15 mn pour écrire....

 

Sonnerie stridente !

Linette cherche à tâtons ses foutue mules. Le lit est tellement bas aujourd’hui ! Son dos la rappelle à l’ordre. Elle traine les pieds jusqu’à  la salle de bains. La lumière crue lui ferme les yeux.

En les rouvrant, elle se découvre dans le miroir.

- Purée quelle tête ! Je vais arrêter les bulles ! Miroir mon beau miroir, que ne me mens-tu parfois !

Le jet de la douche la débarrasse de ses pensées dévastatrices.

Un café noir sans sucre, quelques doigts glissés dans ses cheveux courts et la voilà prête.

Une porte qui claque. Décidemment dure journée pour elle : la pluie, le retard et son portable qui est atteint d’une danse de sin gui.

Hé non, elle n’est pas seule au monde et le monde se rappelle à elle.

Pour couronner le tout, sa voiture hoquette… et la chaudière qu’il a fallu changer… et Brice qui lui réclame un supplément pour ce mois ci !...études longues, études chères !

Son investissement principal ?....la tête de son fils !

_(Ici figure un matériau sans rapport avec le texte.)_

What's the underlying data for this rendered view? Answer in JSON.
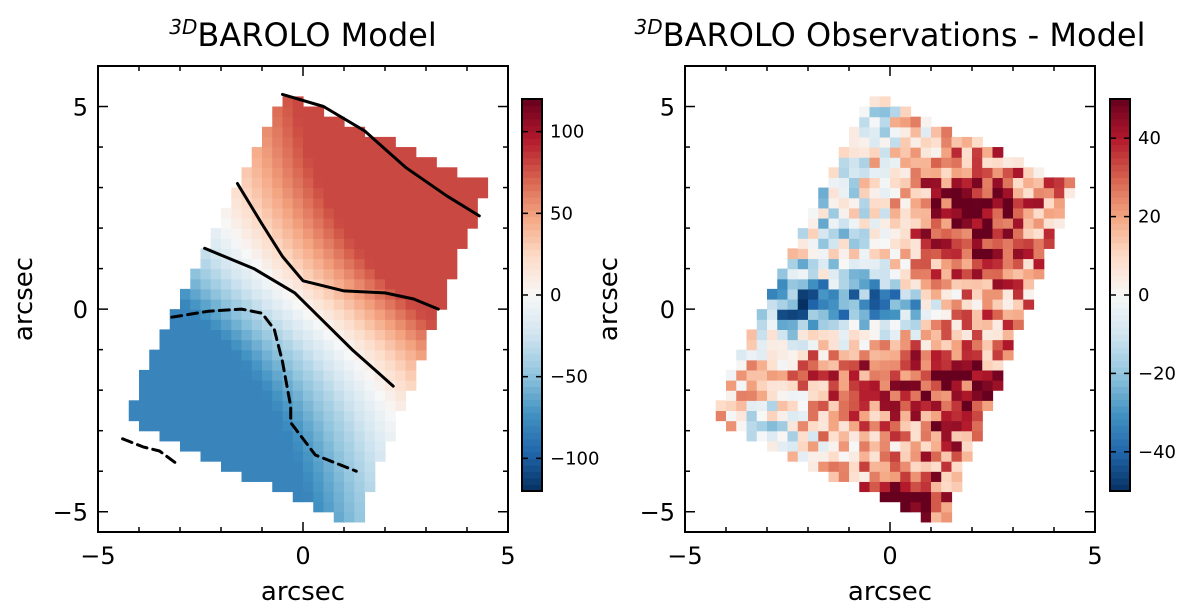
{
  "chart_data": [
    {
      "type": "heatmap",
      "title_superscript": "3D",
      "title": "BAROLO Model",
      "xlabel": "arcsec",
      "ylabel": "arcsec",
      "xlim": [
        -5,
        5
      ],
      "ylim": [
        -5.5,
        6
      ],
      "x_ticks": [
        -5,
        0,
        5
      ],
      "y_ticks": [
        -5,
        0,
        5
      ],
      "x_tick_labels": [
        "−5",
        "0",
        "5"
      ],
      "y_tick_labels": [
        "−5",
        "0",
        "5"
      ],
      "colormap": "RdBu_r",
      "colorbar": {
        "range": [
          -120,
          120
        ],
        "ticks": [
          -100,
          -50,
          0,
          50,
          100
        ],
        "tick_labels": [
          "−100",
          "−50",
          "0",
          "50",
          "100"
        ],
        "colors": [
          "#053061",
          "#2166ac",
          "#4393c3",
          "#92c5de",
          "#d1e5f0",
          "#f7f7f7",
          "#fddbc7",
          "#f4a582",
          "#d6604d",
          "#b2182b",
          "#67001f"
        ]
      },
      "field_model": {
        "field_corners": [
          [
            -0.5,
            5.3
          ],
          [
            4.5,
            3.1
          ],
          [
            1.3,
            -5.4
          ],
          [
            -4.4,
            -2.7
          ]
        ],
        "vsys_gradient": 52,
        "max_velocity": 80,
        "contour_ticks": [
          -50,
          0,
          50
        ]
      },
      "contours": [
        {
          "level": 50,
          "style": "solid",
          "points": [
            [
              -0.5,
              5.3
            ],
            [
              0.5,
              5.0
            ],
            [
              1.5,
              4.4
            ],
            [
              2.5,
              3.5
            ],
            [
              3.5,
              2.8
            ],
            [
              4.3,
              2.3
            ]
          ]
        },
        {
          "level": 0,
          "style": "solid",
          "points": [
            [
              -1.6,
              3.1
            ],
            [
              -1.0,
              2.1
            ],
            [
              -0.5,
              1.3
            ],
            [
              0.0,
              0.7
            ],
            [
              1.0,
              0.45
            ],
            [
              2.0,
              0.4
            ],
            [
              2.7,
              0.25
            ],
            [
              3.3,
              0.0
            ]
          ]
        },
        {
          "level": 0,
          "style": "solid",
          "points": [
            [
              -2.4,
              1.5
            ],
            [
              -1.2,
              1.0
            ],
            [
              -0.2,
              0.4
            ],
            [
              0.5,
              -0.3
            ],
            [
              1.2,
              -1.0
            ],
            [
              2.2,
              -1.9
            ]
          ]
        },
        {
          "level": -50,
          "style": "dashed",
          "points": [
            [
              -3.2,
              -0.2
            ],
            [
              -2.3,
              -0.05
            ],
            [
              -1.5,
              0.0
            ],
            [
              -1.0,
              -0.1
            ],
            [
              -0.7,
              -0.5
            ],
            [
              -0.5,
              -1.3
            ],
            [
              -0.3,
              -2.4
            ],
            [
              -0.3,
              -2.8
            ],
            [
              0.3,
              -3.6
            ],
            [
              1.3,
              -4.0
            ]
          ]
        },
        {
          "level": -50,
          "style": "dashed",
          "points": [
            [
              -4.4,
              -3.2
            ],
            [
              -3.9,
              -3.4
            ],
            [
              -3.5,
              -3.5
            ],
            [
              -3.1,
              -3.8
            ]
          ]
        }
      ]
    },
    {
      "type": "heatmap",
      "title_superscript": "3D",
      "title": "BAROLO Observations - Model",
      "xlabel": "arcsec",
      "ylabel": "arcsec",
      "xlim": [
        -5,
        5
      ],
      "ylim": [
        -5.5,
        6
      ],
      "x_ticks": [
        -5,
        0,
        5
      ],
      "y_ticks": [
        -5,
        0,
        5
      ],
      "x_tick_labels": [
        "−5",
        "0",
        "5"
      ],
      "y_tick_labels": [
        "−5",
        "0",
        "5"
      ],
      "colormap": "RdBu_r",
      "colorbar": {
        "range": [
          -50,
          50
        ],
        "ticks": [
          -40,
          -20,
          0,
          20,
          40
        ],
        "tick_labels": [
          "−40",
          "−20",
          "0",
          "20",
          "40"
        ],
        "colors": [
          "#053061",
          "#2166ac",
          "#4393c3",
          "#92c5de",
          "#d1e5f0",
          "#f7f7f7",
          "#fddbc7",
          "#f4a582",
          "#d6604d",
          "#b2182b",
          "#67001f"
        ]
      },
      "field_model": {
        "field_corners": [
          [
            -0.5,
            5.3
          ],
          [
            4.5,
            3.1
          ],
          [
            1.3,
            -5.4
          ],
          [
            -4.4,
            -2.7
          ]
        ],
        "background_residual": 28,
        "noise_amplitude": 22,
        "negative_blobs": [
          {
            "x": -2.3,
            "y": 0.1,
            "value": -45,
            "sx": 0.9,
            "sy": 0.55
          },
          {
            "x": 0.0,
            "y": 0.05,
            "value": -45,
            "sx": 0.9,
            "sy": 0.5
          },
          {
            "x": -1.4,
            "y": 2.3,
            "value": -18,
            "sx": 1.0,
            "sy": 1.0
          },
          {
            "x": -0.7,
            "y": 4.6,
            "value": -25,
            "sx": 0.6,
            "sy": 0.5
          },
          {
            "x": -2.8,
            "y": -2.8,
            "value": -14,
            "sx": 0.6,
            "sy": 0.6
          }
        ],
        "positive_blobs": [
          {
            "x": 0.3,
            "y": -4.7,
            "value": 48,
            "sx": 0.7,
            "sy": 0.5
          },
          {
            "x": 2.1,
            "y": 2.2,
            "value": 35,
            "sx": 1.3,
            "sy": 1.3
          },
          {
            "x": 1.8,
            "y": -2.2,
            "value": 30,
            "sx": 1.2,
            "sy": 1.3
          },
          {
            "x": -1.0,
            "y": -1.8,
            "value": 22,
            "sx": 1.2,
            "sy": 0.8
          }
        ]
      }
    }
  ]
}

Enfin la voici arrivée ! Elle anime depuis peu un atelier  d’écriture, son statut de prof de Français la désignait d’office, elle n’a pas eu trop le choix à vrai dire. Mais, elle trouve finalement  touchants et plutôt sympathiques les « écrivains du dimanche » dont elle s’occupe.

Tiens…c’est bien silencieux.  Bertrand, le collègue avec qui elle partage le poste, est plutôt du genre bavard.

Elle peine à ouvrir la porte. Quelque chose bloque.

Linette en a vu d’autres, un bon coup d’épaule et…Mais ça résiste !

Elle réussit enfin à se faufiler et glisse sur un sol gluant qui éclabousse ses bottes à franges.

- Non mais qu’est ce que c’est que ce truc ?

Elle réalise soudain qu’elle patauge dans une mare de sang.

Bertrand ne sera décidément plus très causant : il git à ses pieds, un couteau planté en plein cœur !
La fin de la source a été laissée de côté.